Concerns over drones devised and controlled by bad guys have led to the emergence of drone detection technology providers such as Dedrone, which uses a multi-sensor system to detect drones in the area. These sensors include audio/ultrasonic acoustic sensors that detect the sound of drones, Wi-Fi sensors that detect Wi-Fi signals of drones, and daylight and infrared cameras that monitor the airspace around the premises during day and night.

“We make ourselves unique because we are the only company who is offering a multi-sensor system,” Scheibe said. “Most of our competitors are only using a single sensor like radar, but the problem with radar is that it’s more of a military solution that's much more expensive than our system.”

The system can further be integrated with third-party drone defense solutions so that once an unwanted drone is detected, it can take the necessary “countermeasures” based on the user’s preference.

“You can inform your security people by e-mail, by SMS, by telephone, telling them there is an incident in this area,” Scheibe said. “While it's not shooting down the drone or aim at it in anyway, you can trigger from this system third-party solutions like jammers (that interfere with the drone’s remote control frequency or GPS signal).”

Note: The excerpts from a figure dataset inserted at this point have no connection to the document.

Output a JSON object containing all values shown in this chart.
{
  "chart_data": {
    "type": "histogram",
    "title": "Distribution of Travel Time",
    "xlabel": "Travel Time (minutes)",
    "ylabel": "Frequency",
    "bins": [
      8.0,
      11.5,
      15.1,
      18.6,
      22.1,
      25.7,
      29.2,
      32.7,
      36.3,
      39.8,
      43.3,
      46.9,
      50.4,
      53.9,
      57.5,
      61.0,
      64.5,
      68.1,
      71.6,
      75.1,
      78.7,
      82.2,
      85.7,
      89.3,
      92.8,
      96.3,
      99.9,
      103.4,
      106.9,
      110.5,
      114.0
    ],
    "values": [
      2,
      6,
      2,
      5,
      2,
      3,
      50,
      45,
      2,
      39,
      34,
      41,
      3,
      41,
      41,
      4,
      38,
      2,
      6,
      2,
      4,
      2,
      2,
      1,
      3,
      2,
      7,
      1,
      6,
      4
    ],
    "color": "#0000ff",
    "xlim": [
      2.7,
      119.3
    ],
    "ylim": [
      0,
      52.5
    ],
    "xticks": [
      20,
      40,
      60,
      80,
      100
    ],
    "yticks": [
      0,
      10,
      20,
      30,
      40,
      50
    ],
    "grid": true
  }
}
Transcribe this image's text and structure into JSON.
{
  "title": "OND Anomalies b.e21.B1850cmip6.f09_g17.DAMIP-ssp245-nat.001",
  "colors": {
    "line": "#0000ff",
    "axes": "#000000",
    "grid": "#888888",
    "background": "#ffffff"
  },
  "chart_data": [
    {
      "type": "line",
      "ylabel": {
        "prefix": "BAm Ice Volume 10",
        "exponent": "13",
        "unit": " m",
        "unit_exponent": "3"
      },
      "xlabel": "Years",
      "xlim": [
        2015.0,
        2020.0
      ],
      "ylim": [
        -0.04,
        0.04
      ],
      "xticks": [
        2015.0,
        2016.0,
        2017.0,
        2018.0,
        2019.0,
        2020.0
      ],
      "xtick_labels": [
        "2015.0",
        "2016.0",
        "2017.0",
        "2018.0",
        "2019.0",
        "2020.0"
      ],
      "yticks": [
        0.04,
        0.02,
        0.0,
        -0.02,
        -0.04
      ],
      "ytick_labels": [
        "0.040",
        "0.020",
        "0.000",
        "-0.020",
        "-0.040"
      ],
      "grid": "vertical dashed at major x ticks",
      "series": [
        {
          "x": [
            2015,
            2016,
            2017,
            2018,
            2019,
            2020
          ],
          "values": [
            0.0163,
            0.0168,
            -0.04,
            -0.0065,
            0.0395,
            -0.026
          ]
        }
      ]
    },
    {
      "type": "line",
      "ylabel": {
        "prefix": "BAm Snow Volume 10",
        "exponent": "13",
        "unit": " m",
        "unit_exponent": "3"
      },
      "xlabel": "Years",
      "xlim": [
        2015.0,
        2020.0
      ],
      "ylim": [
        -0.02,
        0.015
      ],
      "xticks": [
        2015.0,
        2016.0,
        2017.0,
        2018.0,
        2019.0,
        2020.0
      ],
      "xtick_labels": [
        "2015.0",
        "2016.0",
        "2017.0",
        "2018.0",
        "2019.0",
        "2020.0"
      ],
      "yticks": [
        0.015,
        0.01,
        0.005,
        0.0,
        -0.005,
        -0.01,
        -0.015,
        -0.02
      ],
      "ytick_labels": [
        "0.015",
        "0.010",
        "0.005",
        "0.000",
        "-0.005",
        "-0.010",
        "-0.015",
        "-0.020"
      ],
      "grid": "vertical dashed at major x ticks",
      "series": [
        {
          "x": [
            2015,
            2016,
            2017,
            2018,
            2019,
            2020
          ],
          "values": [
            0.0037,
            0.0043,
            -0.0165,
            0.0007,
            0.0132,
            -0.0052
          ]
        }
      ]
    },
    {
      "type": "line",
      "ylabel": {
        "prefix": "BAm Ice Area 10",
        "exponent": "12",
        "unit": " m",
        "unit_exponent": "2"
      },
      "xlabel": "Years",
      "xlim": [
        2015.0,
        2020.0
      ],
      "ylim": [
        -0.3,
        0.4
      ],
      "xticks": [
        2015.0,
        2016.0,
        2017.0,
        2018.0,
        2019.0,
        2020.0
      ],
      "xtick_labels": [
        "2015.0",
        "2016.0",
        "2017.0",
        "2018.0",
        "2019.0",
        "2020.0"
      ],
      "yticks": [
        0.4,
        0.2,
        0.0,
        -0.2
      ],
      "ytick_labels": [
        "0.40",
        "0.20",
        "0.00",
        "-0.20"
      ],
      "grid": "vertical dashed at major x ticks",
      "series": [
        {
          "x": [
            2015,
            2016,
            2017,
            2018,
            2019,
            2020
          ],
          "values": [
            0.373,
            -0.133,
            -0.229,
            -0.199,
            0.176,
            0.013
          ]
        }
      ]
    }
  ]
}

Already, the system has been deployed in certain large-scale arenas and facilities, for example Citi Field, home to the New York Mets, as well as the Suffolk County Prison, one of the largest correctional facilities in New York State.

“There are unauthorized drones flying into airspace, breaching photograph and video rights, and endangering the general public and players. The good news is that we have a technical solution to the problem,” Scheibe said.